7. Il ressort des pièces du dossier qu’à la date de l’arrêté attaqué, Mme B… résidait habituellement en France depuis le mois de janvier 2019, soit depuis un peu plus de six ans, et qu’elle est mère d’une fille née en France le 25 juin 2023. En outre, il ressort des pièces du dossier qu’elle a travaillé en qualité d’employée familiale à temps partiel entre le mois de septembre 2019 et décembre 2022. Toutefois, cette ancienneté de séjour et cette activité professionnelle, avec des périodes d’interruption, ne suffisent pas à caractériser une vie privée et professionnelle suffisamment intense, ancienne et stable en France à la date de l’arrêté attaqué.
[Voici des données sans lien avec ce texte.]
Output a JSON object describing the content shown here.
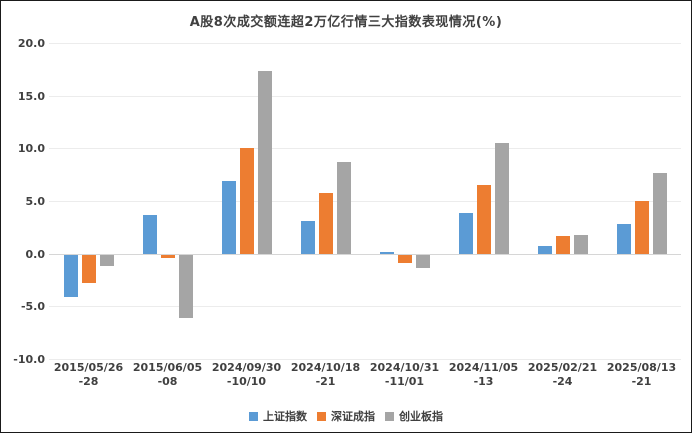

De même, il ne ressort pas des pièces du dossier que Mme B…, qui se déclare célibataire, et sa fille, ne pourraient pas poursuivre leur vie familiale en Côte d’Ivoire et elle ne démontre pas être dépourvue d’attaches familiales dans son pays d’origine où elle a vécu l’essentiel de son existence. Dans ces conditions, la requérante n’est pas fondée à soutenir que les décisions attaquées portent une atteinte disproportionnée à son droit au respect de sa vie privée et familiale en méconnaissance de l’article 8 de la convention européenne de sauvegarde des droits de l’homme et des libertés fondamentales. Pour les mêmes motifs, il ne ressort pas des pièces du dossier que le préfet de police a commis une erreur manifeste d’appréciation des conséquences de sa décision sur la situation personnelle de Mme B…. Par suite, ces moyens doivent être écartés.
8. Il résulte de tout ce qui précède que Mme B… n’est pas fondée à demander l’annulation de l’arrêté du préfet de police du 25 février 2025. Ses conclusions aux fins d’annulation doivent, par suite, être rejetées ainsi que, par voie de conséquence, ses conclusions aux fins d’injonction et d’astreinte et celles relatives aux frais d’instance.
D E C I D E :
Article 1er : La requête de Mme B… est rejetée.
Article 2 : Le présent jugement sera notifié à Mme A… B… et au préfet de police.
Délibéré après l’audience du 7 avril 2026, à laquelle siégeaient :
M. Fouassier, président,
Mme Armoët, première conseillère,
Mme Renvoise, première conseillère.
Rendu public par mise à disposition au greffe le 4 juin 2026.
Le président rapporteur,
signé
C. FOUASSIER
L’assesseure la plus ancienne,
signé
E. ARMOET
La greffière,
signé
C. EL HOUSSINE
La République mande et ordonne au préfet de police en ce qui le concerne ou à tous commissaires de justice à ce requis en ce qui concerne les voies de droit commun contre les parties privées, de pourvoir à l’exécution de la présente décision.